Our adaptor aims to encapsulate all the functionality provided by a native datasource. Panels can be added to a dashboard using the ‘New Panel’ tab. The options for these panels can be seen below, the most common being graph and table.
Once a panel has been selected the user can then supply their given query in the metrics section. The options for such queries are automatically populated as can be seen here:
As the JSON message does not return the type of panel selected, the drop down is populated with all possible query options for the tables within the data. To distinguish between the panels, options for each query starts with either ‘t’, ‘g’ or ‘o’ representing table, graph or other. The option chosen will then define the body of the query. The logic of this can be seen here:
This format allows the processing of static tables, as well as time series tables, graphs, heatmaps and statistics. The tabular input, t.tablename.sym, supports selection of data for a given sym from a table. Graphs can be created displaying a given column for each sym using the t.tablename.columnname convention. Although this query returns each sym, they can then be isolated using the legend of the graph to display either one or all, as can be seen below:
With these panels in place the usual Grafana functionality can be utilised. For example:
- Tabular data can be manipulated to alter precision, types or include units.
- Unwanted columns can be hidden.
- Tables can be given a threshold to colour co-ordinate prices:
Graphs can be used to set alert systems (e.g. if the price of a sym drops below a given threshold):
In addition to graph and table panel functionality, there is an option for ‘other’. This option allows for use of the heatmap and single stat panels which only accept one data string:
Note, this option also functions within the graph panel but will return one line only.
Capabilities and Limitations
The combination of Grafana and our adaptor facilitates the visualisation of a wide range of data structures. However, in addition to being built for both in-memory and on-disk data there are several other limitations to the permitted inputs:
- Data Refresh: The adaptor handles real-time databases with negligible lag. However, Grafana has a default minimum refresh option of 5 seconds causing a latent stream from the datasources.
- Time Accuracy: The SimpleJSON plugin expects all time series data to be returned with the time format of milliseconds since 1970.01.01. This limits all data coming in from the feed to only millisecond precision which may not be suitable for some time series data.

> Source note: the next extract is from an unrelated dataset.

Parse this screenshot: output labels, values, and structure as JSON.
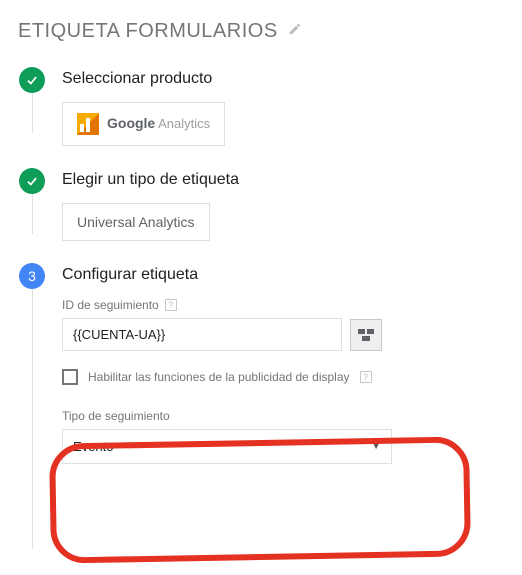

- Data Size: As a free, open-source visualisation software Grafana offers a generous amount of data hosting and active datasources with the base level being 2 servers and 18,000 data points per minute. In addition it offers up to 50,000 servers, 45,000,000 data points per minute and two years data retention for the right price.
SimpleJSON has yielded far more results than we initially thought possible and offers us easy access to data already available on the kdb+ server. However, in future adaptor development, it may be needed to branch out and explore other datasources or build a kdb+ specific datasource. SimpleJSON is limited in that it only allows a singular drop down option, with the panel type not being specified within the request. Other viable options would be using the Graphite datasource where our adaptor would need little alteration due to its ability to use JSON formatting and the ability to utilise multiple drop downs. This form of adaptor could simplify the code and enable a friendlier user interface to be created. In addition, due to the SQL-like qSQL statements within q then InfluxDB and PostgreSQL are other datasources to consider.